Trogo Pompeyo, Plinio, Justino y Estrabón coinciden en el verdor de los campos, en la luz azul divina de su cielo, en la altivez de sus mujeres y en la enorme riqueza que brindaban sus costas, montañas y tierras.

Era el territorio más idealizado de todos los continentes y tierras habitadas por los hombres. Sus ríos, llenos de vida, Anas, Guadiana el rio de los patos, y el Betis, Guadalquivir inundan de vida y riqueza todos los parajes por los que discurren, haciendo a los hombres que habitan sus tierras felices.

Calpe, Algeciras, Punta Paloma y Bolonia inicio de un viaje por el sur desde Roma, los saladeros de Menlaría, al puerto Menesteo del Puerto de Santa María. Cómo no llegarse a los antiguos esteros de Asta y Lebrija, al altivo, dulce faro de Chipiona y al Santuario del Lucero junto a Sanlúcar de Barrameda.

Cruzar su estuario en antiguas galeras para viajar a otros esteros, de ríos llenos del color rojo de las minas, el Tinto, el Odiel, el Piedra. Sin fronteras, sin banderas hasta el cabo San Vicente, en Algarve.

Doscientas ciudades hacia el interior de los ojos de los hombres que nacieron en el tiempo en que se parió la filosofía, Córdoba, Sevilla y Jaén. Y por medio el rio Betis, pudiéndolo todo, mojándolo todo.

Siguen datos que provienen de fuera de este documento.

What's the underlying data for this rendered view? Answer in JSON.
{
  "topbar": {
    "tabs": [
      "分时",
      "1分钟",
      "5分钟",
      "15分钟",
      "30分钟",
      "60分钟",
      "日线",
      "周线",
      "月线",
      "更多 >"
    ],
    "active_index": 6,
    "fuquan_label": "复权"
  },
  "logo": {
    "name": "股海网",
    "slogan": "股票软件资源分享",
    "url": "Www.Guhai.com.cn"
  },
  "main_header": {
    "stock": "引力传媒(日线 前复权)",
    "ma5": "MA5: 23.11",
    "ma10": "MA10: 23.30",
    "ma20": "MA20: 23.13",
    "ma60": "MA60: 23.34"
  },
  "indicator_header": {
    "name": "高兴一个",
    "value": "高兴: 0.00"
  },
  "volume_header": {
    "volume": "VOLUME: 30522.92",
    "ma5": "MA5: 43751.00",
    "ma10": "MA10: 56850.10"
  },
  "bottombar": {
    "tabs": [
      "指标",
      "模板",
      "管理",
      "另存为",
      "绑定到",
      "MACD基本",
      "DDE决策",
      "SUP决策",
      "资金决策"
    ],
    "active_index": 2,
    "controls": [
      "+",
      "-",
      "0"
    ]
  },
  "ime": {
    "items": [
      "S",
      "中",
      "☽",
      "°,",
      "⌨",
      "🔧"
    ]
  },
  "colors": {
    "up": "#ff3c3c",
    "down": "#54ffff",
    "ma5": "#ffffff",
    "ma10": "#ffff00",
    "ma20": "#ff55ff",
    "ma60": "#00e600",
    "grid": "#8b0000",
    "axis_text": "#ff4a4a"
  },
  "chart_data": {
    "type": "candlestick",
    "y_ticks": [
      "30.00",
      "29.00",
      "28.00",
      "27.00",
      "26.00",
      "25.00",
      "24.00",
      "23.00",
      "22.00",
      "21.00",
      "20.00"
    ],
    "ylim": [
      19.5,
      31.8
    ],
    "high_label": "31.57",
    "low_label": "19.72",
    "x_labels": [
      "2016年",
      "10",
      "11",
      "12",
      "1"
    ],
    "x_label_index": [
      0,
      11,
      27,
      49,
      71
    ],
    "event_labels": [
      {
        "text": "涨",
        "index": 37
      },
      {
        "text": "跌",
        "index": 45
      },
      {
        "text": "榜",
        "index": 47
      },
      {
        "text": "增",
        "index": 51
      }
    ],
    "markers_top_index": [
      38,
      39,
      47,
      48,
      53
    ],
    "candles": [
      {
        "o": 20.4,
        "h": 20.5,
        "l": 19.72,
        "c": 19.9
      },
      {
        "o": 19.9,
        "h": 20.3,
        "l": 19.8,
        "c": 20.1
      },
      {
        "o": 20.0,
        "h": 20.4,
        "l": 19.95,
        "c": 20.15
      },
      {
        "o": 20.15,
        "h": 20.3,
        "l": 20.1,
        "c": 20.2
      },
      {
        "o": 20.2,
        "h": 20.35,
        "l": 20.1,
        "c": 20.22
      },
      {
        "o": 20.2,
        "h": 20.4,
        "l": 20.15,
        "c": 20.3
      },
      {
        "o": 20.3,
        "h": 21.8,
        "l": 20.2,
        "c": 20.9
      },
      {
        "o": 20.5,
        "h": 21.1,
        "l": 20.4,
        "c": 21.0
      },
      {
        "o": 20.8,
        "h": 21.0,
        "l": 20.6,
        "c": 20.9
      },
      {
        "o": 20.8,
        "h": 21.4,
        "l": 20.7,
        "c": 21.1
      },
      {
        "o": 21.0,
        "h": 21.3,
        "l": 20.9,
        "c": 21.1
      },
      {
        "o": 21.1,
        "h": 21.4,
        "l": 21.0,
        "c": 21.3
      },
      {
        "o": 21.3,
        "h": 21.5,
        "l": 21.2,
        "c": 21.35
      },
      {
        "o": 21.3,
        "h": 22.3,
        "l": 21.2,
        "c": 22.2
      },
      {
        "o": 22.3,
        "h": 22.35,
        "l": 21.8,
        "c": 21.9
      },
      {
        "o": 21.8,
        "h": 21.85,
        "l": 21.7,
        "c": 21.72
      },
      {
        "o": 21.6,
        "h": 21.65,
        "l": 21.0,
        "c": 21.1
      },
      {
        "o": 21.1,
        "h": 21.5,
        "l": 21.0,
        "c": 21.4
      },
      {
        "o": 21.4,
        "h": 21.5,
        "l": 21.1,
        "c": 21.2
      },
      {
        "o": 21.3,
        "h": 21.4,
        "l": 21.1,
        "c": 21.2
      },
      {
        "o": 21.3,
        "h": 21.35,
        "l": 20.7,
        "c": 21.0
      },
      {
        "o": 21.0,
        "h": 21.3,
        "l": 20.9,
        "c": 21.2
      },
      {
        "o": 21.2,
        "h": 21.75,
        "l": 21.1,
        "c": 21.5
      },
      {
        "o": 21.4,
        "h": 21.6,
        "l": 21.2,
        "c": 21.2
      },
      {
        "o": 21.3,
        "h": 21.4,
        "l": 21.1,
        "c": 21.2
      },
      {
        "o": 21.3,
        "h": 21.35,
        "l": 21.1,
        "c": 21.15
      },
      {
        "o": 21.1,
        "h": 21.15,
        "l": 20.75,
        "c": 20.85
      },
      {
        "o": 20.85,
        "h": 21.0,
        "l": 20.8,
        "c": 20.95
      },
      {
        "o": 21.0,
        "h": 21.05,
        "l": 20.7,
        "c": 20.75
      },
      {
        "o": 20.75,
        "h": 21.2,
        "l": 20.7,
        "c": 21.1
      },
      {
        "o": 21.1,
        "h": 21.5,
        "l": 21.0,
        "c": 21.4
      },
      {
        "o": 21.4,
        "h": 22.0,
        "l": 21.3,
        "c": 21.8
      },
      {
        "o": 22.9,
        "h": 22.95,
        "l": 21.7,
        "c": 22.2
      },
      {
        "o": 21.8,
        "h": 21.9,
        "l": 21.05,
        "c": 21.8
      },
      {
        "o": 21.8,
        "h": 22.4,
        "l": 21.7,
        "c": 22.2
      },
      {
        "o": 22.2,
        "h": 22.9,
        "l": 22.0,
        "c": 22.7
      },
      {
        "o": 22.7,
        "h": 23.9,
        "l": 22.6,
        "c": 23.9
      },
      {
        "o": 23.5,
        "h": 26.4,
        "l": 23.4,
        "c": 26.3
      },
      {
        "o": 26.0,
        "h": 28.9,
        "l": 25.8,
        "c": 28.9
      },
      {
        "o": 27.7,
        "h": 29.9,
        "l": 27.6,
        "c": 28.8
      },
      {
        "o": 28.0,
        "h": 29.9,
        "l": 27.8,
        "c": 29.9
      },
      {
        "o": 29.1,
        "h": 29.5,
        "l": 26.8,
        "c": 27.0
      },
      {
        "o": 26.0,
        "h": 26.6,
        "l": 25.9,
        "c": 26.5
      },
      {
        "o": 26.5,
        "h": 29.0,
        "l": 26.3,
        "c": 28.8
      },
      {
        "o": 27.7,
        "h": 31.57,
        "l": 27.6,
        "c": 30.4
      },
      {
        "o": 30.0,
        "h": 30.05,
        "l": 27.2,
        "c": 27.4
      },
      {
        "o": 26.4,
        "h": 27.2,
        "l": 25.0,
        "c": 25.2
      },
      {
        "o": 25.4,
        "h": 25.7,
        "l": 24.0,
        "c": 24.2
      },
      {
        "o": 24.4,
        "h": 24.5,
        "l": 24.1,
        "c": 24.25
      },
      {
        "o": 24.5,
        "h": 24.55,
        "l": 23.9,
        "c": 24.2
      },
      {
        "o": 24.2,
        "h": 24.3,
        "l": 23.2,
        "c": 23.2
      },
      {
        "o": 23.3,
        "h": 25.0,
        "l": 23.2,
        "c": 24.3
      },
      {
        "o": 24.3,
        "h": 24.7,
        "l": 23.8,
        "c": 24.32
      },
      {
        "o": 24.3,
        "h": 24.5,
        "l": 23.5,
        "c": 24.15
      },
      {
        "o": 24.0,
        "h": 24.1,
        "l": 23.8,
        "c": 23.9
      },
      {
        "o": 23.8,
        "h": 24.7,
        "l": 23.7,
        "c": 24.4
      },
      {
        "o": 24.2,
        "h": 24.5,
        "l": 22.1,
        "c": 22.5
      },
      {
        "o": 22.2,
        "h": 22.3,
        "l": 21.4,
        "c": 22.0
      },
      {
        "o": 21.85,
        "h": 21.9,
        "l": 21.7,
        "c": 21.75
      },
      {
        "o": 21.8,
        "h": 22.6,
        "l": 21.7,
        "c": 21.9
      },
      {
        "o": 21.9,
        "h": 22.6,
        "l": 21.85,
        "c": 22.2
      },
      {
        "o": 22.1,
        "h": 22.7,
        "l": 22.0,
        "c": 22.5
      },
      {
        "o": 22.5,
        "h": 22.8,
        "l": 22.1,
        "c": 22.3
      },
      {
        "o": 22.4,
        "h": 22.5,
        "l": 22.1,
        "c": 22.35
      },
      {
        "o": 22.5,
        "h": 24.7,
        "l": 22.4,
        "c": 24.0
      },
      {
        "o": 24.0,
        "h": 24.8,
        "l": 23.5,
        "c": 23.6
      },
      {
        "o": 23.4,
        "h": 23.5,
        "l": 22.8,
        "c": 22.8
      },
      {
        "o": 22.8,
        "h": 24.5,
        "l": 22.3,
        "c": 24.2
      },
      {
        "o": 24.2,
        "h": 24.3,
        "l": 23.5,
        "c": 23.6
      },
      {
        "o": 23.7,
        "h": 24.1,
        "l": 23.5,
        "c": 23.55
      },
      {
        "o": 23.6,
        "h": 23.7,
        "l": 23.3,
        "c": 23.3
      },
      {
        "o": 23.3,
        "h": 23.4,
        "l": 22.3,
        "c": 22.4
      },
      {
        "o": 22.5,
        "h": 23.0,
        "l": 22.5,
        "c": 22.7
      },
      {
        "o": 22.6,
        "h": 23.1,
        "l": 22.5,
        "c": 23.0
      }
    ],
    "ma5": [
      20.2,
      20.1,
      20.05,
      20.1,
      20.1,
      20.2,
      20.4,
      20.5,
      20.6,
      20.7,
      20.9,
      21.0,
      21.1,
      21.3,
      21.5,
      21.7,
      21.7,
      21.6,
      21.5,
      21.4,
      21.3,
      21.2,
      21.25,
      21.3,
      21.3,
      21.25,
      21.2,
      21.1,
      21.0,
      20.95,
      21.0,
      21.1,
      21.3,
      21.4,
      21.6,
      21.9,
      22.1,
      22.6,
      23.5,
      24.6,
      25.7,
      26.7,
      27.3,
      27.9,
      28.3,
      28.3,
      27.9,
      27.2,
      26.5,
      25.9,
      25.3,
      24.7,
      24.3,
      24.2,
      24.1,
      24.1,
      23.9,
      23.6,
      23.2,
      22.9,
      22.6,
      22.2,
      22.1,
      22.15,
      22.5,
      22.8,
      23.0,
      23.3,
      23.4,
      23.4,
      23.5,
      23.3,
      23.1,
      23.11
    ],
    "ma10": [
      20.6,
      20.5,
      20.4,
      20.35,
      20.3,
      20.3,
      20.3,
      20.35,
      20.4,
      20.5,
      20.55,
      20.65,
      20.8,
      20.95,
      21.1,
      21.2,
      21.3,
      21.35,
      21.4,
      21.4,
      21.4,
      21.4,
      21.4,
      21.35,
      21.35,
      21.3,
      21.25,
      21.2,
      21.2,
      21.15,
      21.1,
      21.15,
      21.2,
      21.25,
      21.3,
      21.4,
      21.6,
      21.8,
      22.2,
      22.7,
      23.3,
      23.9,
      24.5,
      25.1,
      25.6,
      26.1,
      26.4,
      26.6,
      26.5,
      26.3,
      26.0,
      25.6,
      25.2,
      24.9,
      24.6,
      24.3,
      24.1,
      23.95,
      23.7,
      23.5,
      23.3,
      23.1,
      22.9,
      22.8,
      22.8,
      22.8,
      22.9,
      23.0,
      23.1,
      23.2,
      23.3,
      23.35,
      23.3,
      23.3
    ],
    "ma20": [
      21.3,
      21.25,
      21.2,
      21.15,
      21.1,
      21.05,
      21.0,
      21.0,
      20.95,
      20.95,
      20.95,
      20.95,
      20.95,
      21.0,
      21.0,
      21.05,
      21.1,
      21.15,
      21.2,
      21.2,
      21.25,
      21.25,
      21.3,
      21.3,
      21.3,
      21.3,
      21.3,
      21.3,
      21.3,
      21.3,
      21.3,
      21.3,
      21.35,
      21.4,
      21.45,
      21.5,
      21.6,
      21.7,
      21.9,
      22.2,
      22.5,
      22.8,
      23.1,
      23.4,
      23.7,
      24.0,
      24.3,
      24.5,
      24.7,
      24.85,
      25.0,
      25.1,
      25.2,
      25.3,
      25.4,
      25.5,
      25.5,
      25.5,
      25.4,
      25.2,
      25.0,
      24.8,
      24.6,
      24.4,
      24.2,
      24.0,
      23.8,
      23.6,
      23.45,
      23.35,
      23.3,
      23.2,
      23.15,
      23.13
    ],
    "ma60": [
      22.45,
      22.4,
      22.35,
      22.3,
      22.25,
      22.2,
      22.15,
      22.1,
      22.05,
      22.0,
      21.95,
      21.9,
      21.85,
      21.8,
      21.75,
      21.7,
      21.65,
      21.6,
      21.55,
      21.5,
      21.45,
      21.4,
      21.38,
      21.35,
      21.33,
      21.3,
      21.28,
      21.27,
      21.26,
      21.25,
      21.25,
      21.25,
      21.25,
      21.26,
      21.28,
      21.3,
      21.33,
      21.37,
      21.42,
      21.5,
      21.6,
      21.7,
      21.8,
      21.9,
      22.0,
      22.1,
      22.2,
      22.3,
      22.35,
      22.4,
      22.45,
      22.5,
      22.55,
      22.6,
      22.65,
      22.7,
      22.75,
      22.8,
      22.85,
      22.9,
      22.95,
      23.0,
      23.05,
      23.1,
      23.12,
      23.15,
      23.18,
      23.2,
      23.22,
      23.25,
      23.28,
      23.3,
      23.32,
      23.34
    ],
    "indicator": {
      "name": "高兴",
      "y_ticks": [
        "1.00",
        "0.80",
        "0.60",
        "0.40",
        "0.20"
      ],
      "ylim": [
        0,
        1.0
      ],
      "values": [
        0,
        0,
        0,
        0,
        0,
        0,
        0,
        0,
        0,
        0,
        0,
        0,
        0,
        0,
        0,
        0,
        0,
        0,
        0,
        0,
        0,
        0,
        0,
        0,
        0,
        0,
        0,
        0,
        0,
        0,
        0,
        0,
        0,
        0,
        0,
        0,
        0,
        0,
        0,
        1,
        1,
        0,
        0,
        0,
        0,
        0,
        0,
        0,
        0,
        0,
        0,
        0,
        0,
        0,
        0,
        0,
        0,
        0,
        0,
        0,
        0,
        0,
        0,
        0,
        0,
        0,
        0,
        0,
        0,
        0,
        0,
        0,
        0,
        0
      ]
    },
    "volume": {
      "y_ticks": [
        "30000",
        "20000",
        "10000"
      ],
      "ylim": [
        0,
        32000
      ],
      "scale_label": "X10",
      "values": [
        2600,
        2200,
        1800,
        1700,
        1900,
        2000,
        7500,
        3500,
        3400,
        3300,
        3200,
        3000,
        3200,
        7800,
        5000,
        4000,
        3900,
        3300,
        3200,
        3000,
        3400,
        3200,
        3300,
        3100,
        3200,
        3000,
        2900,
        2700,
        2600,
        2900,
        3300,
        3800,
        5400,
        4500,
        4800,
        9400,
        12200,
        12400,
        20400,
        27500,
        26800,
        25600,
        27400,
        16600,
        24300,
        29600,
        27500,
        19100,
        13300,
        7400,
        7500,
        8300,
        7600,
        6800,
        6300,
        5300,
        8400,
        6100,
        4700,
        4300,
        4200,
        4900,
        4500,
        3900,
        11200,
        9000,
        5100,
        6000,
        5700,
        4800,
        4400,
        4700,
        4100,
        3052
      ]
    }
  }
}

Bajando hacía el océano al compás de los martillos extrayendo los minerales de Sierra Morena.

Y de la antigüedad clásica de imperios y repúblicas, a la estirpe de los califas y los aguerridos cristianos. Hombres que con atuendos tan llenos de contrastes convirtieron esta dulce tierra en lagar de dátiles y palmeras. No creo en la imposición violenta de aquellos hombres de tez oscura. Soy partidaria más del abrazo tras la batalla de Guadalete, más del recuento de olivos y encinas para comprobar la riqueza de la zona, más del olor azahar de las naranjas y más del esplendor de las perlas y las sedas de la gloriosa Córdoba. Soy más del reflejo de la nieve del Veleta sobre la rica vega. Más de echar la vista al Gibralfaro y al San Cristóbal buscando las apuestas alcazabas malagueña y almeriense.

Abogo por la seducción más que por una lucha encarnizada. El enamoramiento de una tierra sabia a la luz de las mezquitas, al sonido del almuédano y a la visión alucinante de la Alhambra.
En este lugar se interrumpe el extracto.